Extract specific classes from the dataset based on label values.

> **Note:** Some tabular data might contain a label column that identifies different classes or categories.

**Steps:**
1. Set the `Index of Label Column` to specify which column contains the class labels
2. Click the `Run` button

![extract classes by label](_static/picture/do_extract_classes_by_label.gif)

## Result

The **Result** section allows you to save the processed files or perform new operations on them. 

**For individual files:**
- Click `Run New Operation` to import the file to the Dataset section
- Click `Save As` to save the processed file to the local system

**For multiple files:**
- Click `Run New Operation` to import all files to the Dataset section
- Click `Save All` to package the processed files into a zip file and save it

![results](_static/picture/do_results.jpg)

## Conclusion

The **Data Operation** module provides a streamlined workflow for preprocessing and transforming raw tabular data into TSS-compatible signal files.

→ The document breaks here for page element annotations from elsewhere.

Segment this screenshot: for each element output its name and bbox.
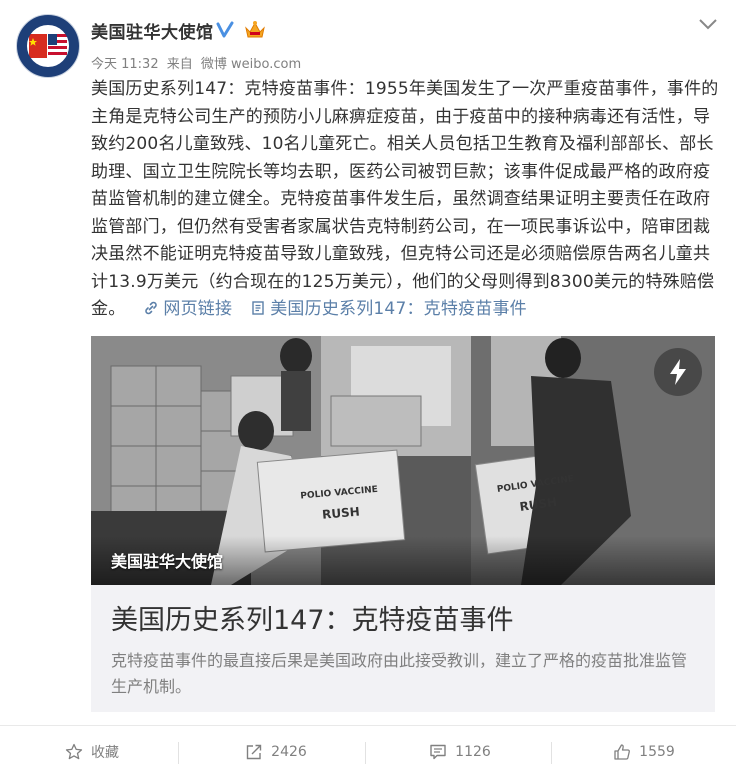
card-description: 克特疫苗事件的最直接后果是美国政府由此接受教训，建立了严格的疫苗批准监管生产机制… [111,651,688,696]
post-text: 美国历史系列147：克特疫苗事件：1955年美国发生了一次严重疫苗事件，事件的主… [91,79,719,319]
lightning-icon [670,359,686,385]
like-button[interactable]: 1559 [552,726,736,777]
favorite-button[interactable]: 收藏 [0,726,184,777]
post-source[interactable]: 微博 weibo.com [201,57,301,72]
post-time[interactable]: 今天 11:32 [91,57,159,72]
like-count: 1559 [639,743,675,760]
vip-crown-icon[interactable] [244,20,266,40]
comment-icon [430,744,446,759]
link-icon [145,301,158,315]
post-content: 美国历史系列147：克特疫苗事件：1955年美国发生了一次严重疫苗事件，事件的主… [91,76,721,324]
repost-count: 2426 [271,743,307,760]
web-link[interactable]: 网页链接 [143,299,232,319]
article-photo[interactable]: POLIO VACCINE RUSH POLIO VACCINE RUSH 美国… [91,336,715,585]
article-link[interactable]: 美国历史系列147：克特疫苗事件 [250,299,527,319]
article-link-label: 美国历史系列147：克特疫苗事件 [270,299,527,319]
comment-button[interactable]: 1126 [368,726,552,777]
photo-watermark: 美国驻华大使馆 [111,552,224,571]
repost-icon [246,744,262,759]
embassy-seal-icon [18,16,78,76]
more-options-button[interactable] [696,14,720,34]
favorite-label: 收藏 [91,744,119,761]
divider [178,742,179,764]
verified-icon [216,21,234,38]
star-icon [65,743,83,759]
source-prefix: 来自 [166,57,193,72]
chevron-down-icon [699,19,717,30]
thumbs-up-icon [614,743,631,760]
repost-button[interactable]: 2426 [184,726,368,777]
author-name[interactable]: 美国驻华大使馆 [91,18,214,43]
comment-count: 1126 [455,743,491,760]
card-title[interactable]: 美国历史系列147：克特疫苗事件 [111,598,514,637]
web-link-label: 网页链接 [163,299,233,319]
avatar[interactable] [16,14,80,78]
divider [365,742,366,764]
article-icon [252,301,264,315]
article-card[interactable]: POLIO VACCINE RUSH POLIO VACCINE RUSH 美国… [91,336,715,712]
flash-button[interactable] [654,348,702,396]
post-meta: 今天 11:32 来自 微博 weibo.com [91,53,305,72]
weibo-post-card: 美国驻华大使馆 今天 11:32 来自 微博 weibo.com 美国历史系列1… [0,0,736,776]
action-bar: 收藏 2426 1126 1559 [0,725,736,777]
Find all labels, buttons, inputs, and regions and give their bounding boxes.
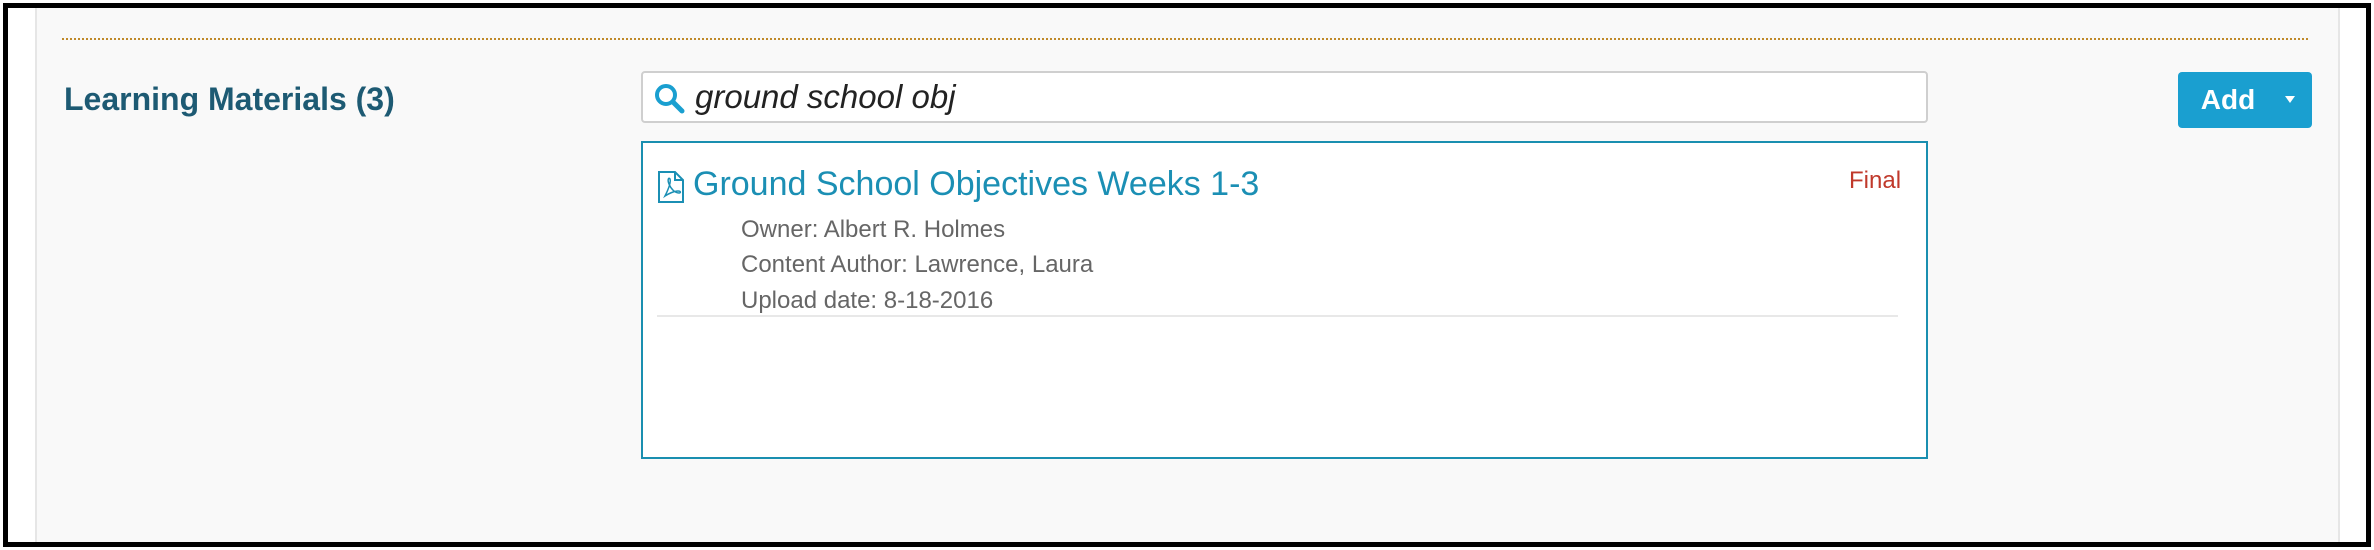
search-results-dropdown: Ground School Objectives Weeks 1-3 Final… [641,141,1928,459]
status-badge: Final [1849,167,1902,194]
search-input[interactable] [695,73,1915,121]
window-frame: Learning Materials (3) Add Ground School… [3,3,2371,547]
section-title: Learning Materials (3) [64,81,395,117]
caret-down-icon[interactable] [2285,96,2295,103]
result-content-author: Content Author: Lawrence, Laura [741,251,1094,278]
search-result-item[interactable]: Ground School Objectives Weeks 1-3 Final… [657,163,1902,317]
learning-materials-panel: Learning Materials (3) Add Ground School… [35,8,2340,542]
section-divider [62,38,2308,40]
add-button-label: Add [2200,84,2256,115]
result-owner: Owner: Albert R. Holmes [741,216,1006,243]
result-title-link[interactable]: Ground School Objectives Weeks 1-3 [693,165,1259,204]
search-field[interactable] [641,71,1928,123]
search-icon [655,84,685,114]
add-button[interactable]: Add [2178,72,2312,128]
result-upload-date: Upload date: 8-18-2016 [741,287,994,314]
pdf-file-icon [658,171,684,203]
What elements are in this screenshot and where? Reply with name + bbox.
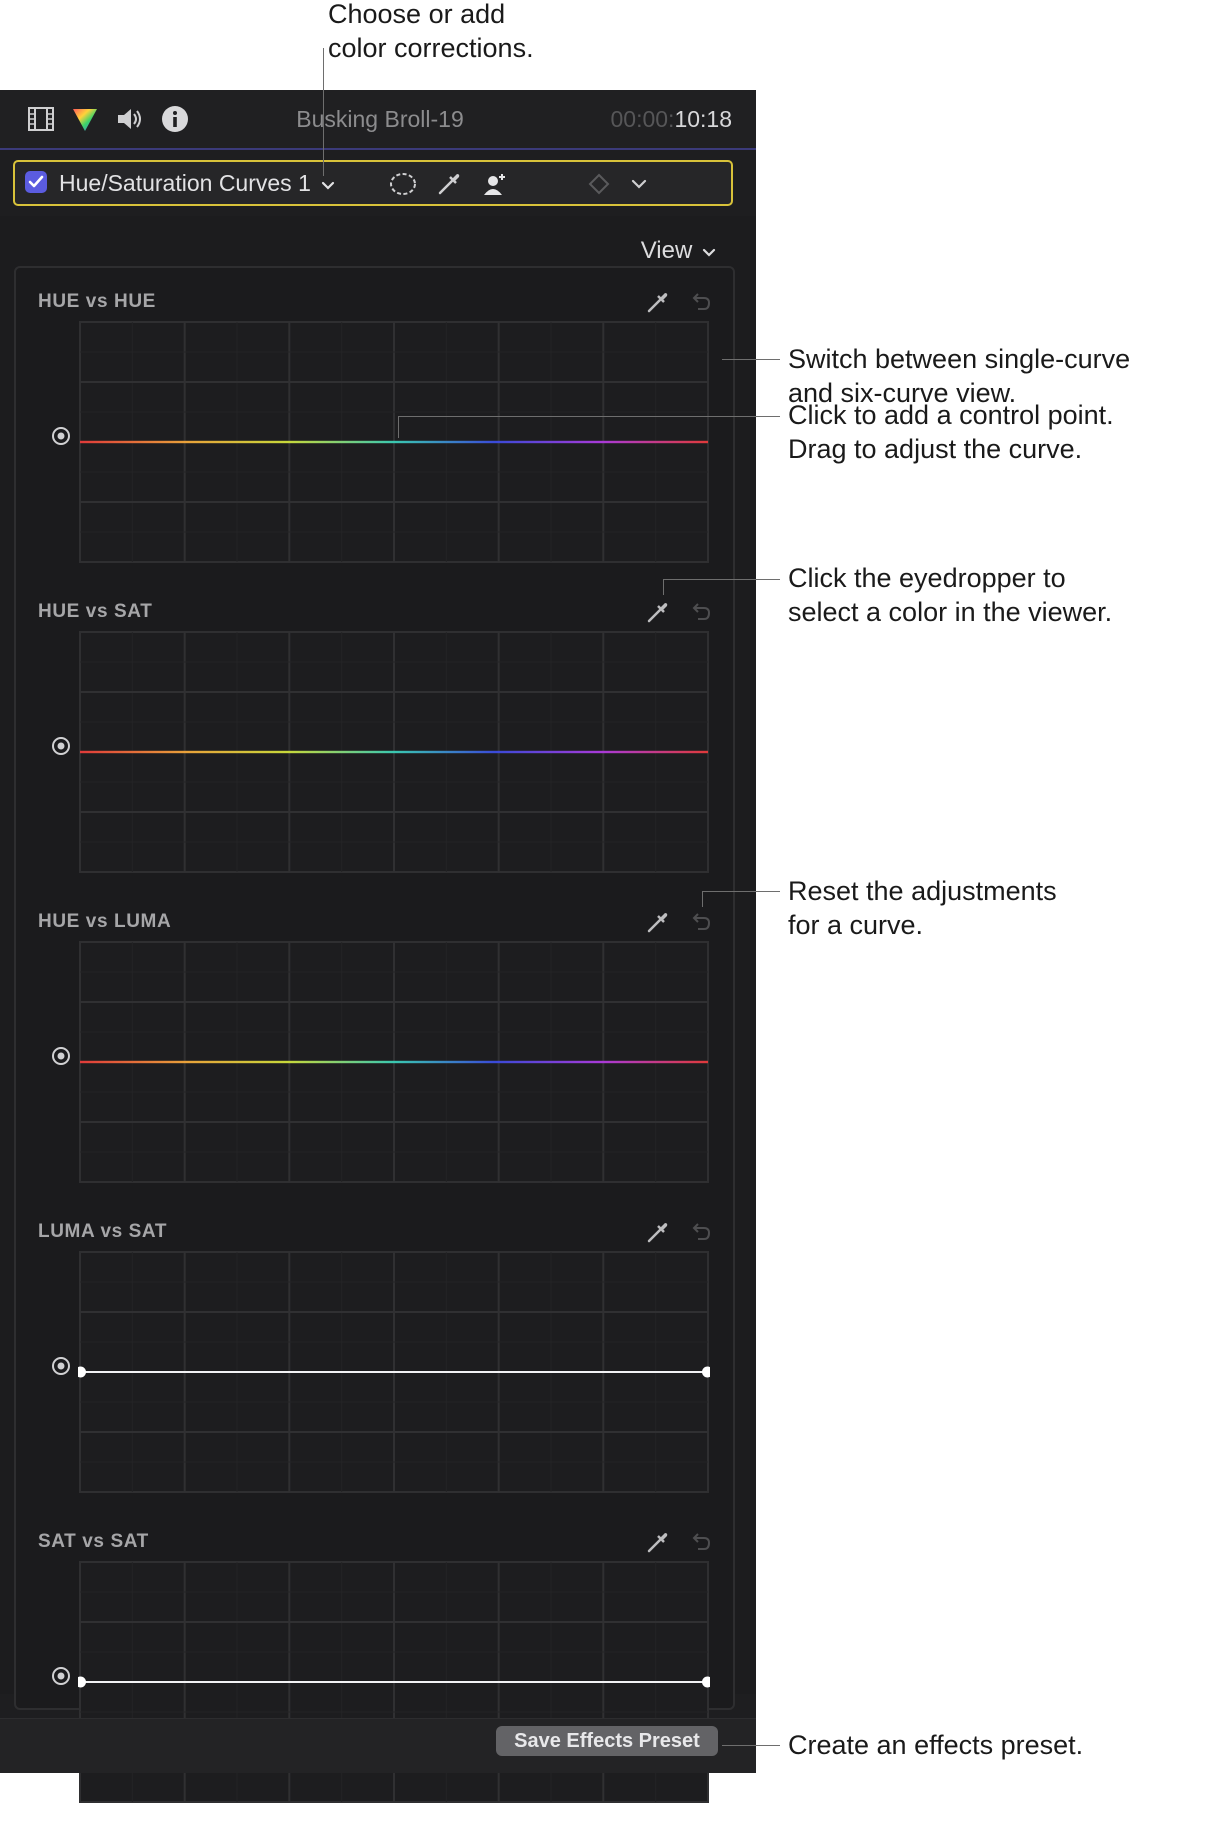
leader-line xyxy=(663,579,664,595)
effect-name-popup[interactable]: Hue/Saturation Curves 1 xyxy=(59,168,335,198)
leader-line xyxy=(663,579,780,580)
curve-label: SAT vs SAT xyxy=(38,1531,149,1552)
keyframe-icon[interactable] xyxy=(585,170,613,198)
target-icon[interactable] xyxy=(50,425,72,447)
color-icon[interactable] xyxy=(70,104,100,134)
effect-name-label: Hue/Saturation Curves 1 xyxy=(59,170,311,196)
eyedropper-icon[interactable] xyxy=(644,288,672,316)
view-label: View xyxy=(640,237,693,264)
leader-line xyxy=(702,891,703,907)
curve-graph[interactable] xyxy=(78,320,710,564)
mask-shape-icon[interactable] xyxy=(389,170,417,198)
target-icon[interactable] xyxy=(50,735,72,757)
curve-section: LUMA vs SAT xyxy=(16,1220,733,1530)
chevron-down-icon[interactable] xyxy=(625,170,653,198)
checkmark-icon xyxy=(28,175,44,188)
effect-header-bar: Hue/Saturation Curves 1 xyxy=(13,160,733,206)
chevron-down-icon xyxy=(322,181,335,190)
save-effects-preset-button[interactable]: Save Effects Preset xyxy=(496,1726,718,1756)
curve-section: SAT vs SAT xyxy=(16,1530,733,1840)
leader-line xyxy=(702,891,780,892)
curves-container: HUE vs HUE HUE vs SAT HUE vs LUMA LUMA vs S… xyxy=(14,266,735,1803)
callout-control-point: Click to add a control point. Drag to ad… xyxy=(788,400,1114,464)
info-icon[interactable] xyxy=(160,104,190,134)
curve-section: HUE vs HUE xyxy=(16,290,733,600)
curve-graph[interactable] xyxy=(78,1250,710,1494)
add-person-mask-icon[interactable] xyxy=(481,170,509,198)
color-mask-eyedropper-icon[interactable] xyxy=(435,170,463,198)
reset-icon[interactable] xyxy=(686,288,714,316)
view-popup-button[interactable]: View xyxy=(641,236,716,266)
curves-area: View HUE vs HUE HUE vs SAT HUE vs LUMA LUMA… xyxy=(0,216,756,1803)
eyedropper-icon[interactable] xyxy=(644,1528,672,1556)
eyedropper-icon[interactable] xyxy=(644,598,672,626)
callout-eyedropper: Click the eyedropper to select a color i… xyxy=(788,563,1113,627)
reset-icon[interactable] xyxy=(686,1218,714,1246)
callout-color-corrections: Choose or add color corrections. xyxy=(328,0,534,63)
target-icon[interactable] xyxy=(50,1045,72,1067)
leader-line xyxy=(722,1745,780,1746)
film-icon[interactable] xyxy=(26,104,56,134)
curve-section: HUE vs SAT xyxy=(16,600,733,910)
leader-line xyxy=(722,359,780,360)
timecode: 00:00:10:18 xyxy=(610,104,732,134)
curve-label: HUE vs LUMA xyxy=(38,911,172,932)
curve-label: HUE vs SAT xyxy=(38,601,153,622)
curve-label: HUE vs HUE xyxy=(38,291,156,312)
inspector-footer: Save Effects Preset xyxy=(0,1718,756,1773)
audio-icon[interactable] xyxy=(114,104,144,134)
eyedropper-icon[interactable] xyxy=(644,908,672,936)
target-icon[interactable] xyxy=(50,1665,72,1687)
reset-icon[interactable] xyxy=(686,1528,714,1556)
timecode-dim: 00:00: xyxy=(610,106,675,132)
curve-graph[interactable] xyxy=(78,630,710,874)
reset-icon[interactable] xyxy=(686,908,714,936)
timecode-value: 10:18 xyxy=(674,106,732,132)
inspector-header: Busking Broll-19 00:00:10:18 xyxy=(0,90,756,150)
eyedropper-icon[interactable] xyxy=(644,1218,672,1246)
curve-graph[interactable] xyxy=(78,940,710,1184)
leader-line xyxy=(398,416,780,417)
effect-enable-checkbox[interactable] xyxy=(25,171,47,193)
curve-section: HUE vs LUMA xyxy=(16,910,733,1220)
callout-preset: Create an effects preset. xyxy=(788,1730,1084,1760)
clip-name: Busking Broll-19 xyxy=(296,106,464,132)
color-inspector-panel: Busking Broll-19 00:00:10:18 Hue/Saturat… xyxy=(0,90,756,1803)
curve-label: LUMA vs SAT xyxy=(38,1221,168,1242)
callout-reset: Reset the adjustments for a curve. xyxy=(788,876,1057,940)
chevron-down-icon xyxy=(702,248,716,257)
leader-line xyxy=(323,48,324,176)
leader-line xyxy=(398,416,399,438)
target-icon[interactable] xyxy=(50,1355,72,1377)
reset-icon[interactable] xyxy=(686,598,714,626)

The interface is divided into three key sections:

1. **Dataset**: Enables flexible file (TXT/CSV) importing with configurable parsing settings (delimiters, headers)
2. **Operation**: Provides various operations that can perform different transformations on different types of tabular data, with each operation being simple and easy to understand
3. **Result**: Enables you to choose whether to run new operations or save files after processing

The intuitive design of this tool helps both novices and experienced analysts quickly prepare optimal time-series datasets for their projects.